JAKARTA, BERITA SENAYAN – Dinamika geopolitik global di kawasan Timur Tengah dinilai semakin kompleks dan berpotensi mengancam stabilitas dunia Islam. Hal tersebut disampaikan oleh Hajriyanto Y Thohari dalam kegiatan Halal Bi Halal Yayasan Amal Insani dan Alumni HMI Yogyakarta yang berlangsung di Masjid Baiturrahman DPR RI, Selasa (14/4/2026).

Dalam paparannya, Hajriyanto menyoroti akar persoalan geopolitik kawasan yang tidak lepas dari sejarah panjang sejak runtuhnya Kekaisaran Ottoman pasca Perang Dunia I. Kekalahan tersebut, menurutnya, menjadi titik awal pembentukan negara-negara modern di Timur Tengah yang terbagi berdasarkan kepentingan negara-negara Barat.

“Sejak kekalahan Ottoman, wilayah Timur Tengah dibagi-bagi oleh kekuatan Eropa, dan itulah yang membentuk peta politik kawasan hingga hari ini,” ujarnya.

Ia menjelaskan bahwa dari satu entitas besar, kawasan tersebut kemudian terfragmentasi menjadi puluhan negara dengan kepentingan yang berbeda-beda.

“Dulu satu wilayah besar, sekarang menjadi lebih dari 20 negara yang berdiri sendiri dengan dinamika masing-masing,” jelasnya.

Lebih lanjut, Hajriyanto menyinggung potensi konflik baru yang dipicu oleh upaya pembentukan tatanan baru di kawasan yang kerap disebut sebagai New Middle East. Ia menilai, agenda tersebut berpotensi memperbesar ketegangan antarnegara di kawasan.

“Ada upaya untuk membentuk ulang Timur Tengah dengan konfigurasi baru, dan ini tentu membawa risiko konflik yang besar,” tegasnya.

Ia juga menyoroti meningkatnya ketegangan antara Iran dan kekuatan global yang terlibat dalam percaturan politik kawasan.

“Jika eskalasi ini terus berlanjut, maka dampaknya tidak hanya regional, tetapi juga global, termasuk bagi dunia Islam,” katanya.

Dalam konteks tersebut, Hajriyanto mengingatkan pentingnya kesiapsiagaan umat Islam dalam membaca perubahan geopolitik global yang terus berkembang.

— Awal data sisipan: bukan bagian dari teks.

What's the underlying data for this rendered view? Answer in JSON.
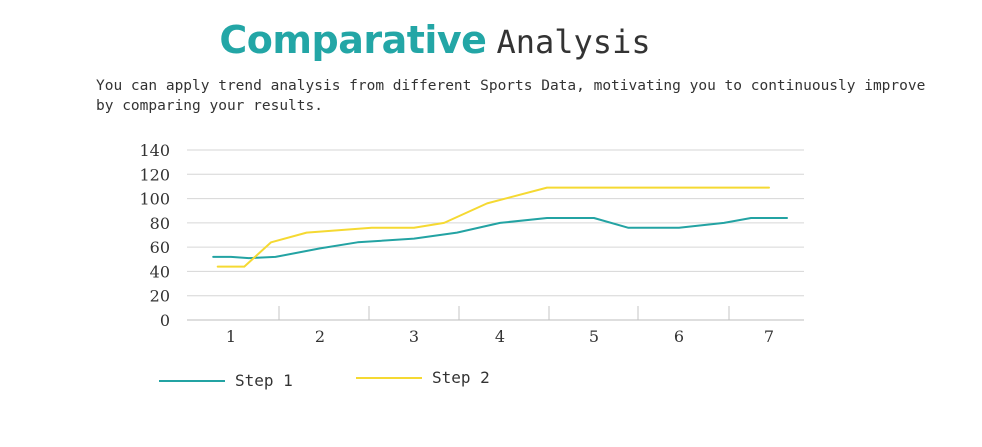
{
  "title": {
    "bold": "Comparative",
    "light": "Analysis"
  },
  "subtitle": "You can apply trend analysis from different Sports Data, motivating you to continuously improve by comparing your results.",
  "chart_data": {
    "type": "line",
    "title": "",
    "xlabel": "",
    "ylabel": "",
    "categories": [
      "1",
      "2",
      "3",
      "4",
      "5",
      "6",
      "7"
    ],
    "ylim": [
      0,
      140
    ],
    "yticks": [
      0,
      20,
      40,
      60,
      80,
      100,
      120,
      140
    ],
    "grid": true,
    "legend": "bottom-left",
    "series": [
      {
        "name": "Step 1",
        "color": "#23a3a3",
        "x": [
          0.8,
          1.0,
          1.2,
          1.5,
          2.0,
          2.4,
          3.0,
          3.5,
          4.0,
          4.5,
          5.0,
          5.4,
          6.0,
          6.5,
          6.8,
          7.2
        ],
        "values": [
          52,
          52,
          51,
          52,
          59,
          64,
          67,
          72,
          80,
          84,
          84,
          76,
          76,
          80,
          84,
          84
        ]
      },
      {
        "name": "Step 2",
        "color": "#f5d932",
        "x": [
          0.85,
          1.15,
          1.45,
          1.85,
          2.55,
          3.0,
          3.35,
          3.85,
          4.5,
          5.0,
          6.0,
          7.0
        ],
        "values": [
          44,
          44,
          64,
          72,
          76,
          76,
          80,
          96,
          109,
          109,
          109,
          109
        ]
      }
    ]
  }
}
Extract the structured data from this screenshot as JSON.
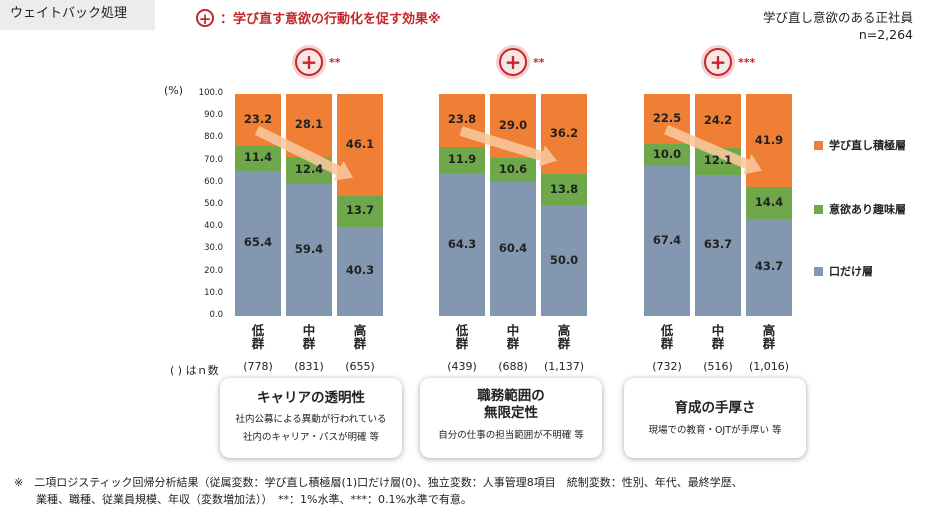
{
  "tag": "ウェイトバック処理",
  "headline": {
    "icon": "+",
    "text": "：学び直す意欲の行動化を促す効果※"
  },
  "sample": {
    "line1": "学び直し意欲のある正社員",
    "line2": "n=2,264"
  },
  "colors": {
    "active": "#ef7f34",
    "interest": "#6ea84a",
    "talk": "#8497b0",
    "arrow": "#f8c79c",
    "accent": "#c0282b"
  },
  "chart_data": {
    "type": "stacked-bar",
    "unit_label": "(%)",
    "ylim": [
      0,
      100
    ],
    "yticks": [
      "100.0",
      "90.0",
      "80.0",
      "70.0",
      "60.0",
      "50.0",
      "40.0",
      "30.0",
      "20.0",
      "10.0",
      "0.0"
    ],
    "series_order": [
      "口だけ層",
      "意欲あり趣味層",
      "学び直し積極層"
    ],
    "legend": [
      "学び直し積極層",
      "意欲あり趣味層",
      "口だけ層"
    ],
    "n_caption": "( ) はｎ数",
    "groups": [
      {
        "significance": "**",
        "categories": [
          "低群",
          "中群",
          "高群"
        ],
        "n": [
          "(778)",
          "(831)",
          "(655)"
        ],
        "values": {
          "口だけ層": [
            65.4,
            59.4,
            40.3
          ],
          "意欲あり趣味層": [
            11.4,
            12.4,
            13.7
          ],
          "学び直し積極層": [
            23.2,
            28.1,
            46.1
          ]
        }
      },
      {
        "significance": "**",
        "categories": [
          "低群",
          "中群",
          "高群"
        ],
        "n": [
          "(439)",
          "(688)",
          "(1,137)"
        ],
        "values": {
          "口だけ層": [
            64.3,
            60.4,
            50.0
          ],
          "意欲あり趣味層": [
            11.9,
            10.6,
            13.8
          ],
          "学び直し積極層": [
            23.8,
            29.0,
            36.2
          ]
        }
      },
      {
        "significance": "***",
        "categories": [
          "低群",
          "中群",
          "高群"
        ],
        "n": [
          "(732)",
          "(516)",
          "(1,016)"
        ],
        "values": {
          "口だけ層": [
            67.4,
            63.7,
            43.7
          ],
          "意欲あり趣味層": [
            10.0,
            12.1,
            14.4
          ],
          "学び直し積極層": [
            22.5,
            24.2,
            41.9
          ]
        }
      }
    ]
  },
  "cards": [
    {
      "title": "キャリアの透明性",
      "sub1": "社内公募による異動が行われている",
      "sub2": "社内のキャリア・パスが明確 等"
    },
    {
      "title": "職務範囲の",
      "title2": "無限定性",
      "sub1": "自分の仕事の担当範囲が不明確 等",
      "sub2": ""
    },
    {
      "title": "育成の手厚さ",
      "sub1": "現場での教育・OJTが手厚い 等",
      "sub2": ""
    }
  ],
  "footnote": {
    "line1": "※　二項ロジスティック回帰分析結果（従属変数：学び直し積極層(1)口だけ層(0)、独立変数：人事管理8項目　統制変数：性別、年代、最終学歴、",
    "line2": "　　業種、職種、従業員規模、年収（変数増加法））　**：1%水準、***：0.1%水準で有意。"
  }
}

“Umat Islam harus memahami dinamika ini secara utuh agar tidak hanya menjadi objek, tetapi juga mampu berperan dalam percaturan global,” pungkasnya.

Melalui forum ini, ia mengajak seluruh elemen masyarakat untuk meningkatkan literasi geopolitik sekaligus memperkuat solidaritas umat dalam menghadapi tantangan global yang semakin kompleks (red).